Sangat disayangkan jika konflik dan perpecahan tersebut terjadi di kalangan masyarakat khususnya di negara Indonesia yang nitabene adalah masyarakat yang muktikultural dalam segi suku, bangsa, maupun agamanya. Usaha-usaha utntuk mencegahnya haruss dilakukan secara berkala. Pun jika telah terjadi kejadian seperti itu, maka perlu unntuk menindaklanjuti secara inntensif dalam membina masyarakat yang sedang terjadi konflik tesebut demi terwujudnya kedamaian. Beberapa usaha yang dapat dilakukan seperti; mengedukasi masyarakat akan pentingnya mejaga kerukukan masyarakat; membenahi dan menjalin interaksi, komunikasi masyarakat untuk menjalin kedekatan; serta mengajukan kolaborasi demi menjaga dan melestarikan kerukunan serta memutus tali perpecahan agar tidak terjadi lagi di waktu yang akan mendatang.
Konflik yang terjadi di Ambon 1999 mengajarkan kita akan pentingnya berdialog. Ketika masyarakat sudah mampu dan mau untuk berdialog maka rasa curiga dan tak saling percaya pun kemudian akan memudar dengan sendirinya siring berjalannya waktu. Sekali lagi harus disadari dengan seksama jika memang lingkungan masyarakat multikultural yang ada di Indonesia memanglah menjadi suatu kemajuan tetapi juga menjadi suatu tantangan yang besar bagi sebuah negara untuk dipersatukan, bukan di samakan. Karena bukan hanya soal agama, Indonesia juga negara yang kaya akan suku dan bangsa. Bangsa Indonesia adalah bangsa yang terdiri dari banyak bangsa yang mendiami nusantara. Jadi jika tak ada komunikasi ataupun dialog yang bagus antar sesama warga negara, maka bukan tak mungkin konflik-konflik yang sama seperti di Ambon akan kembali terjadi di berbagai wilayah di Indonesia.

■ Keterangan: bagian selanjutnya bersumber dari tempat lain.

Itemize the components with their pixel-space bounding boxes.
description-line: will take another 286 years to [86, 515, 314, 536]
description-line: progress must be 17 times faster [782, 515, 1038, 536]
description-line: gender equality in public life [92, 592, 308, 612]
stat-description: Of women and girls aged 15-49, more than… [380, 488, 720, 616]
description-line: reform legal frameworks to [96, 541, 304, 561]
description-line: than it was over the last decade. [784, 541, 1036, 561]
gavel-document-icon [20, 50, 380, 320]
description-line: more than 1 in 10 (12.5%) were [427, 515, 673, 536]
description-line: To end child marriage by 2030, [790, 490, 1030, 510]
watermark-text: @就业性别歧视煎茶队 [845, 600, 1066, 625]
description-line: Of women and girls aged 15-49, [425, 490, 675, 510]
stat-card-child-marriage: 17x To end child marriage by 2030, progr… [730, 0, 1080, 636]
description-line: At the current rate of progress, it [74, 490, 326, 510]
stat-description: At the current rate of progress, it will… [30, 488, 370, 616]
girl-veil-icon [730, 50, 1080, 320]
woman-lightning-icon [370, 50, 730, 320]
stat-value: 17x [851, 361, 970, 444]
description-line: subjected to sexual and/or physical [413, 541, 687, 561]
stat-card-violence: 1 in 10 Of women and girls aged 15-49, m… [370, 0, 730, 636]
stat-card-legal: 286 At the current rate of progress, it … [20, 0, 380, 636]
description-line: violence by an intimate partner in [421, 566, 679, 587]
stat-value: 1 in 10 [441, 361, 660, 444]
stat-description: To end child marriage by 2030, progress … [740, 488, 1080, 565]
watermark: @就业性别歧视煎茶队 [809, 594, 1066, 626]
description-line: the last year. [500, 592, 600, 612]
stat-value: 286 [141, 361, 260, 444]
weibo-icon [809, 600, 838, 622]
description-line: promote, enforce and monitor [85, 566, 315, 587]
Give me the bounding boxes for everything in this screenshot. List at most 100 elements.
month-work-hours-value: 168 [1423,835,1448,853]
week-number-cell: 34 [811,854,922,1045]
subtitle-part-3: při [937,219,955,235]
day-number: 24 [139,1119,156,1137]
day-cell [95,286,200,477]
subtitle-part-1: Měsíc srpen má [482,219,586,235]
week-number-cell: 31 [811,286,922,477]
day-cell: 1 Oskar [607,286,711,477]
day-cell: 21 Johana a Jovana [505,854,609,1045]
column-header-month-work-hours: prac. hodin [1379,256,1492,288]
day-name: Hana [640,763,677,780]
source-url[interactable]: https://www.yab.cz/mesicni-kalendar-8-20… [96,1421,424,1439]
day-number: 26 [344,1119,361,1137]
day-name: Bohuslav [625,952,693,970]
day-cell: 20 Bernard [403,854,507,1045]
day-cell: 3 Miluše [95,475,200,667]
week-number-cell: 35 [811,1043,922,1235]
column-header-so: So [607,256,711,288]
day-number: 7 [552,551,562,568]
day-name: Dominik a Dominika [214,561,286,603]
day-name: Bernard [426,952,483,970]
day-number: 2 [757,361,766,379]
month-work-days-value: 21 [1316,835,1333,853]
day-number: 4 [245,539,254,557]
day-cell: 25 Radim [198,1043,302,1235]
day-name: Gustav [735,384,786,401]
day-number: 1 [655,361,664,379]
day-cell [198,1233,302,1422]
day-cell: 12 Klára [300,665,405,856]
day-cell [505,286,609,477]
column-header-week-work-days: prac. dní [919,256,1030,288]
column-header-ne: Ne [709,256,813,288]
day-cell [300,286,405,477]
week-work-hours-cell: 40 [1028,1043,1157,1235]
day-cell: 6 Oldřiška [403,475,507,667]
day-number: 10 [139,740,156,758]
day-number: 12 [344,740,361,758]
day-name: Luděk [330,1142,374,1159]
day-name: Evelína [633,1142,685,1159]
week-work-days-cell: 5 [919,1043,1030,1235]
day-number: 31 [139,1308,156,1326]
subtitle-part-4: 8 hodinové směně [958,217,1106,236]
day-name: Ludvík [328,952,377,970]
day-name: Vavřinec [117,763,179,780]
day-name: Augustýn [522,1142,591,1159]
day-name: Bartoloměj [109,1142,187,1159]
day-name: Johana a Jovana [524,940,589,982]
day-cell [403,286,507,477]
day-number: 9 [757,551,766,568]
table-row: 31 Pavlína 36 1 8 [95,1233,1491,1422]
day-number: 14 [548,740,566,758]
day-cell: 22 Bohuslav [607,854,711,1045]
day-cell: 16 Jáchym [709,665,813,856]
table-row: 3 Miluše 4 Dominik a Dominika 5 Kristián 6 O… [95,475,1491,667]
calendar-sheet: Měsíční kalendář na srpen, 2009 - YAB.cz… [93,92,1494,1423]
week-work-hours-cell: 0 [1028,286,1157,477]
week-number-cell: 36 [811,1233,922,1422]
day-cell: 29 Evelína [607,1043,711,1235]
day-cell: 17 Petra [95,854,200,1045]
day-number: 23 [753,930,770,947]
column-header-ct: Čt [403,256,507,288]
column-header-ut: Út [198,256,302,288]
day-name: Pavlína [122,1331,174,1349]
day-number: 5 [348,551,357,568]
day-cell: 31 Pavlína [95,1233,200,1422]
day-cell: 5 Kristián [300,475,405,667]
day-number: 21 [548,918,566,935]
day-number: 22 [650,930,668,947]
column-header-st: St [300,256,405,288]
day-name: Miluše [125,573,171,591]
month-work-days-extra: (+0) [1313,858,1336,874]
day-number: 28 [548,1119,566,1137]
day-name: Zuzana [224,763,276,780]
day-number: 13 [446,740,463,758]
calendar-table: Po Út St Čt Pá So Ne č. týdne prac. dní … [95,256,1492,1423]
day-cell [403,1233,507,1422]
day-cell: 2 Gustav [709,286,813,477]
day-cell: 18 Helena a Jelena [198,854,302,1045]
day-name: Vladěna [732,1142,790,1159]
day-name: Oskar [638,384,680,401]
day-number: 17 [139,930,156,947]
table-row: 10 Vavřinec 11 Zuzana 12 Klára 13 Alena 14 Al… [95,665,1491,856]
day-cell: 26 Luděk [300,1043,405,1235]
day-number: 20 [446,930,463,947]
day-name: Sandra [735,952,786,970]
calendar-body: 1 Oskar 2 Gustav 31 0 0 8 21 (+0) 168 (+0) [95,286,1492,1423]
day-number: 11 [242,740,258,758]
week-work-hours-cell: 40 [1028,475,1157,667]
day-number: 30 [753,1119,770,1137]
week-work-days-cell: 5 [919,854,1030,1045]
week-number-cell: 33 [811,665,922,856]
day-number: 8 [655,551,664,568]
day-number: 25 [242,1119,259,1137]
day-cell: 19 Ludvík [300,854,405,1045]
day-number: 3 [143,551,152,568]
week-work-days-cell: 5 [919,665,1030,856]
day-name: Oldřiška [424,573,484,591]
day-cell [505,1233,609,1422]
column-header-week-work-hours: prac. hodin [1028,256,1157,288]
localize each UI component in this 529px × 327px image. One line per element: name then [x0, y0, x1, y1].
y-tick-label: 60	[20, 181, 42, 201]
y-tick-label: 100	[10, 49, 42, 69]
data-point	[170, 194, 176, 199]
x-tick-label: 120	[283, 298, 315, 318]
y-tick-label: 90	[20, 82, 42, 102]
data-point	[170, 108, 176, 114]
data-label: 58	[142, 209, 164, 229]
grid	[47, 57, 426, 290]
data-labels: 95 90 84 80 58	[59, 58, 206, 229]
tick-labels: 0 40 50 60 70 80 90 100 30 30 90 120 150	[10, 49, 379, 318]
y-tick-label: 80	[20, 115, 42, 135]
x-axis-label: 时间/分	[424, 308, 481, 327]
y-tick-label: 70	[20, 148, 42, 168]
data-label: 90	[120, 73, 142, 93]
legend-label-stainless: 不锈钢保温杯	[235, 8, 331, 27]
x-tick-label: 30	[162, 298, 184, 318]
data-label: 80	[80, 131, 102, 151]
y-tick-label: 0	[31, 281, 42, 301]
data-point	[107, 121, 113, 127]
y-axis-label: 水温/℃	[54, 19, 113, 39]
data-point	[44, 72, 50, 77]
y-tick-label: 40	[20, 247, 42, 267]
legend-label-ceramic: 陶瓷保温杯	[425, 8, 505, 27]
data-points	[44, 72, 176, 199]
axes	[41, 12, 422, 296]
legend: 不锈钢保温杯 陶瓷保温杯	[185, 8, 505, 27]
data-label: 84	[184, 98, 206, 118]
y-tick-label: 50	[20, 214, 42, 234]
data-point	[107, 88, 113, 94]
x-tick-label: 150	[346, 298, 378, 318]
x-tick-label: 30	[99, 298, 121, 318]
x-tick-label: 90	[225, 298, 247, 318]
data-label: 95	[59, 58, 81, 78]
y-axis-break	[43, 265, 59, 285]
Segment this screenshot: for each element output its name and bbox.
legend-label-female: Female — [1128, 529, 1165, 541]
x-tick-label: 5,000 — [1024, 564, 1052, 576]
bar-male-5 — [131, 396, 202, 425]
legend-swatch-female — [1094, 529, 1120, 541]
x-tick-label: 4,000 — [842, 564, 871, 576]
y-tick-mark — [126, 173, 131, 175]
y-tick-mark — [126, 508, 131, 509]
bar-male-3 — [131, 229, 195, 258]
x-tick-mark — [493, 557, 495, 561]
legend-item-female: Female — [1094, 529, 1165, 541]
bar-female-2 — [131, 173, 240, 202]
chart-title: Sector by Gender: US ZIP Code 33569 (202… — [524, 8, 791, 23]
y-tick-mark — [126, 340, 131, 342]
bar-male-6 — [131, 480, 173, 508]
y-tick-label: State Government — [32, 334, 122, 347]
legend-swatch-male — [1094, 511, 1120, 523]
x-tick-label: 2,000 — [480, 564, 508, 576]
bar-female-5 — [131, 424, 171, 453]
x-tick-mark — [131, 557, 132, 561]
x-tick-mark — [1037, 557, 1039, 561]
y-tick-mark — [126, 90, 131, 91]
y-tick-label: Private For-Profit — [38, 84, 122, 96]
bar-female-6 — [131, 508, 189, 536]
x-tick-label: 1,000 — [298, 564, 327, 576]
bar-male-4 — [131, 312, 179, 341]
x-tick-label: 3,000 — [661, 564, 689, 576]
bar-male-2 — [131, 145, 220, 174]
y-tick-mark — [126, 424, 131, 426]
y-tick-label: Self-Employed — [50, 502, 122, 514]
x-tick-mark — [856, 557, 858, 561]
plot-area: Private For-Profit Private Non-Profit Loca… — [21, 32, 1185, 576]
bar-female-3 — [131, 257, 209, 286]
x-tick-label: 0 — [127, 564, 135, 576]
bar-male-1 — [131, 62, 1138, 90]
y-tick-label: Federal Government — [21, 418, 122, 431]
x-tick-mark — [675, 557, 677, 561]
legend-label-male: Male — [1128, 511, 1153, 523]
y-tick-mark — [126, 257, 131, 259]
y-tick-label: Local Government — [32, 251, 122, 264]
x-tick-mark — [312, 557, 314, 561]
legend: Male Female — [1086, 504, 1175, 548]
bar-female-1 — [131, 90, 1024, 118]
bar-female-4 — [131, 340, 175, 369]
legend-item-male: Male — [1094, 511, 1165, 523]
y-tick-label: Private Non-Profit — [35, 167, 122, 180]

Meski konflik di Ambon telah berakhir secara tampak mata, tak menutup kemungkinan konflik yang seperti akan memanas kembali jika pemerintah maupun masyarakat nya sendiri tidak mempunyai kemauan untuk kembali merajut persaudaraan yang erat antara umat beragama. Karena disadari ataupun tidak bibit-bibit yang perseteruan akan mudah di besarkan di kondisi masyarakat yang sudah pernah mempunyai trauma seperti itu. Meskipun pembangunan demi demi pembangunan yang dilakukan pemerintah Ambon telah mampu menutupi sisa-sisa konflik yang ada, namun jika moral dan trauma masyarakat belum disembuhkan serta sentimen agama ataupun SARA masih sangat hangat dikalangan masyarakat akan sangat rentan terulang kembali konflik yang sama. Perlunya untuk membuka seluas-luasnya ruang perjumpaan dan dialog masyarakat antar umat beragama, demi menghilangkan rasa dan prasangka masyarakat yang telah ditutupi dengan trauma yang sangat mendalam.